Credit: Flickr/camknows

Credit: Flickr/camknows

The same articles that trumpet how much wine young people are drinking often say that those young drinkers are looking for a good story, and more unique wines. But my guess is, where they care about beer and its provenance — it’s fairly easy to get into the beer world and figure out what’s good — wine is endless and intimidating and no matter how much you drink it and talk about it, there is always so, so much you won’t know. In which case, you might as well grab what’s cheap and inoffensive and be done with it. (There's a lot of research that says Millennials love box wine, for instance. Box wine is certainly getting better, but the hook is likely cost and convenience.) 

I commiserate. I’ve spent most of the last 20 years selling and drinking and writing about wine. And I know so little. I am so far from being truly knowledgable that I’m quite confident I never will be. The idea of being able to smell a glass of wine and identify it out of the hundreds of thousands of bottles of wine that have been produced over the history of wine (which is what sommeliers supposedly are able to do, and which I think many of us imagine when we think of wine experts) is comical to me in its absolute impossibility. I have a hard time remembering names of producers. I'm not very familiar with the geography of France, or Italy, or any wine region, really. I kind of don’t care. I just want a good glass of wine.

But I was lucky enough to work at a few restaurants where the owners cared about wine, and I got to know the lists there, and why they were good. I’ve also sought out small wine stores where the owners and people who work there want to talk to me and understand that my expendable income is precious and limited. I’ve become unashamed in restaurants asking sommeliers to recommend something in the under-$50 range. And along the way I’ve learned the wine regions and grape varietals and wine-making methods that make me happy, and I’m confident in those tastes. I like weird white wines, I like richness without overt oak, I like Burgundies but can’t afford them. Those three tiny descriptors always get me something cool from someone who really cares.

At Vons, or Trader Joe’s, or even sometimes at Whole Foods, those descriptors don’t do me much good.
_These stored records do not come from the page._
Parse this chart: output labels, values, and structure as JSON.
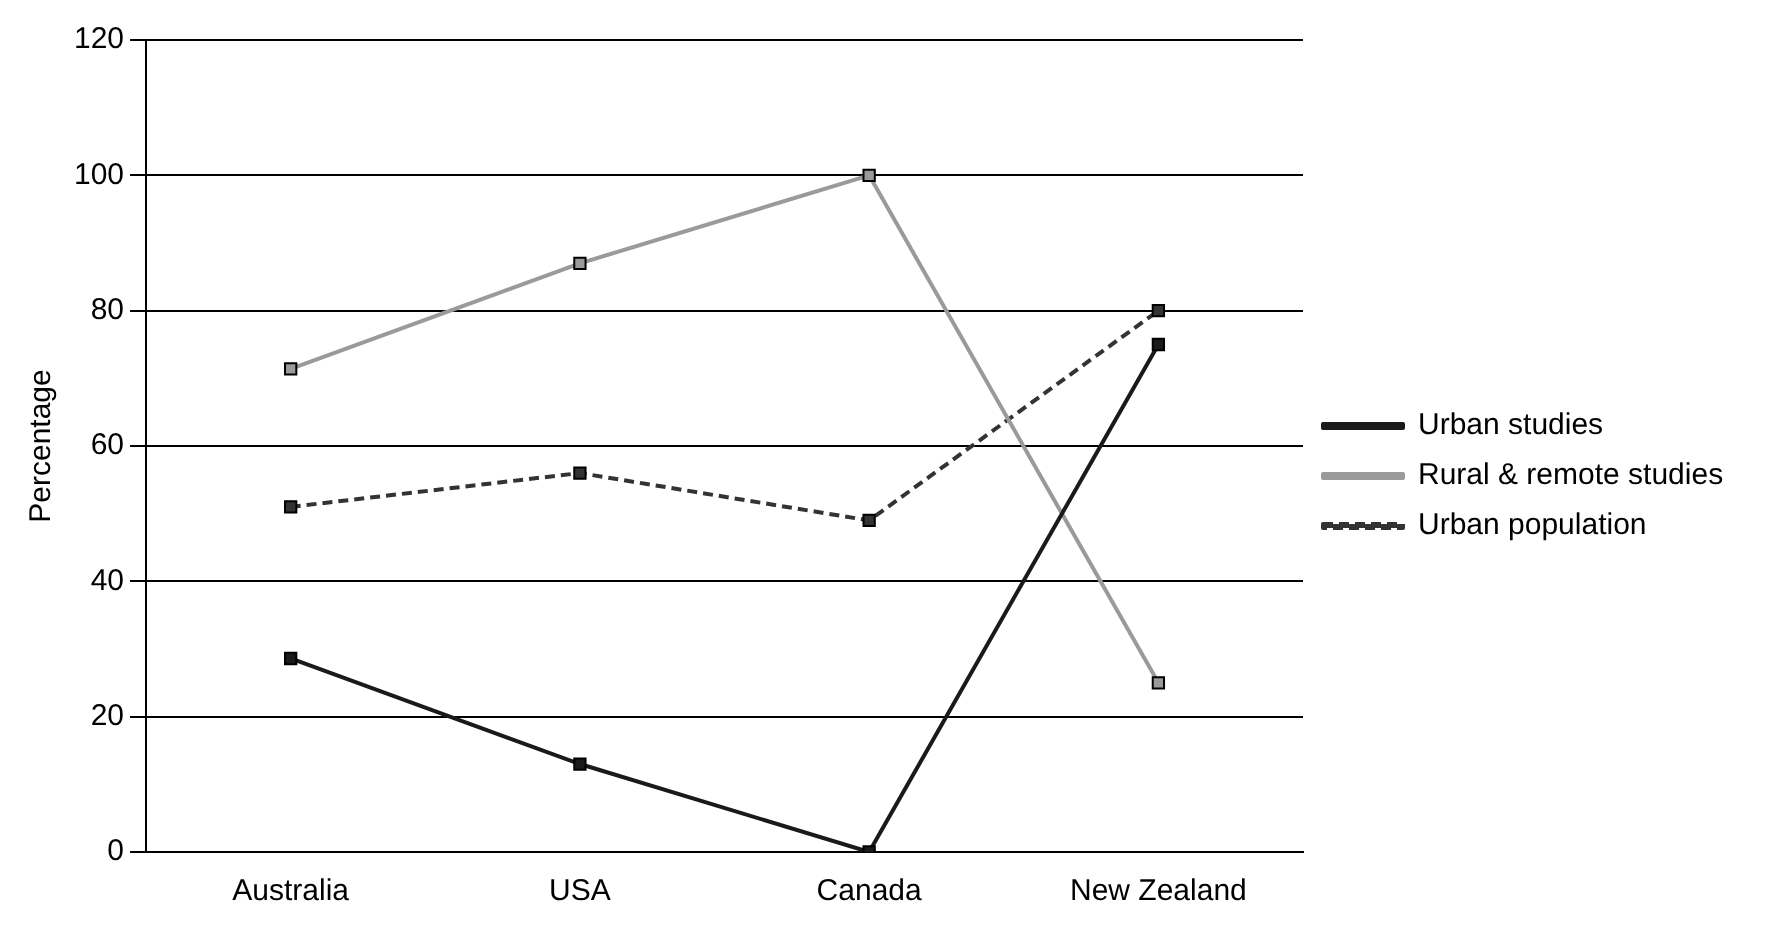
{
  "chart_data": {
    "type": "line",
    "ylabel": "Percentage",
    "categories": [
      "Australia",
      "USA",
      "Canada",
      "New Zealand"
    ],
    "series": [
      {
        "name": "Urban studies",
        "color": "#1a1a1a",
        "values": [
          28.6,
          13,
          0,
          75
        ],
        "line_style": "solid"
      },
      {
        "name": "Rural & remote studies",
        "color": "#9a9a9a",
        "values": [
          71.4,
          87,
          100,
          25
        ],
        "line_style": "solid"
      },
      {
        "name": "Urban population",
        "color": "#333333",
        "values": [
          51,
          56,
          49,
          80
        ],
        "line_style": "dashed"
      }
    ],
    "ylim": [
      0,
      120
    ],
    "yticks": [
      0,
      20,
      40,
      60,
      80,
      100,
      120
    ],
    "grid": "y",
    "legend": "right",
    "marker": "square"
  }
}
Because people will buy any old wine if it’s under $12, and often the well-meaning wine folks at those stores don’t have anything to offer other than crap, or, in Whole Foods’ case, boring cheap wine and only mildly interesting expensive wines. (Different Whole Foods vary hugely in their selections and staff, but that’s another story.)
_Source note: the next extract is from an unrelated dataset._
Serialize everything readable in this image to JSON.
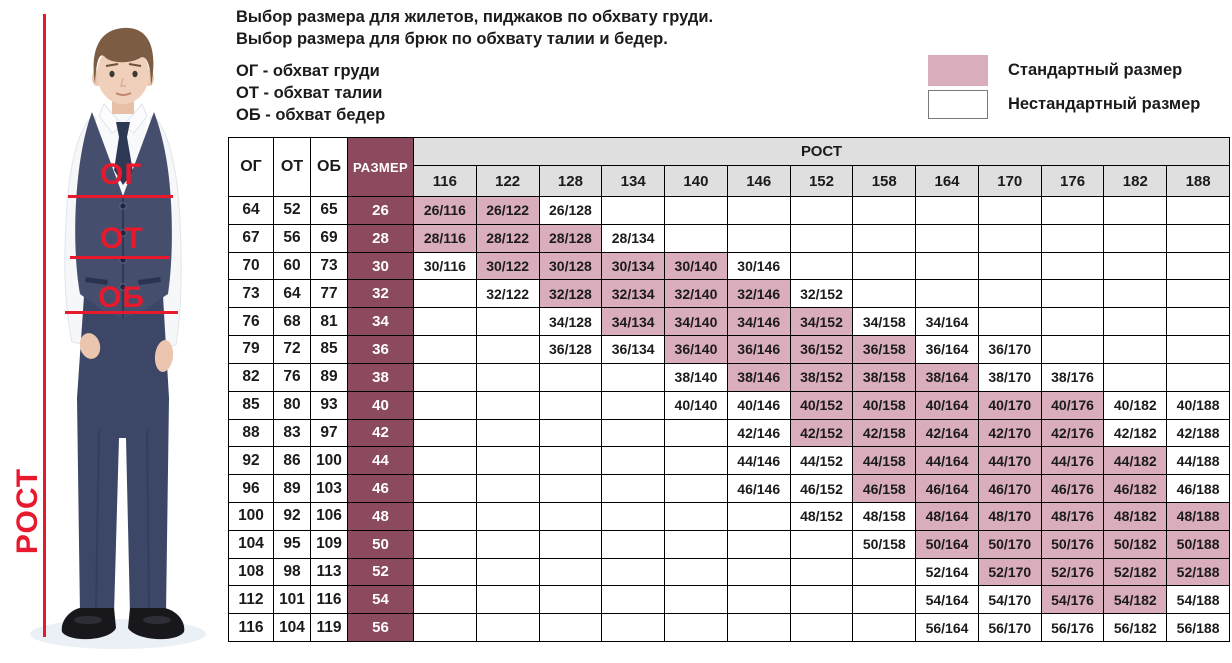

And so, Millennials of America, as well as anyone else who has found themselves drinking that bottle of Two Buck Chuck and realizing that you are basically only tolerating something that you know little about, not truly enjoying it, I implore you: Drink better wine. Make it imperative that Vons should have decent wine if they want your business. Or, better, hit up the small shops around town that really do all the work for you. Walk into Lou’s, or Domaine L.A., or Silver Lake Wine, or Bar and Garden, and tell them, “I’ve got about $45 and I need three bottles of wine and I’m sick of Trader Joe's.” I’m pretty sure they’ll hook you up with something amazing.

And then, like beer, good wine will trickle down and become part of our wider culture. Finally.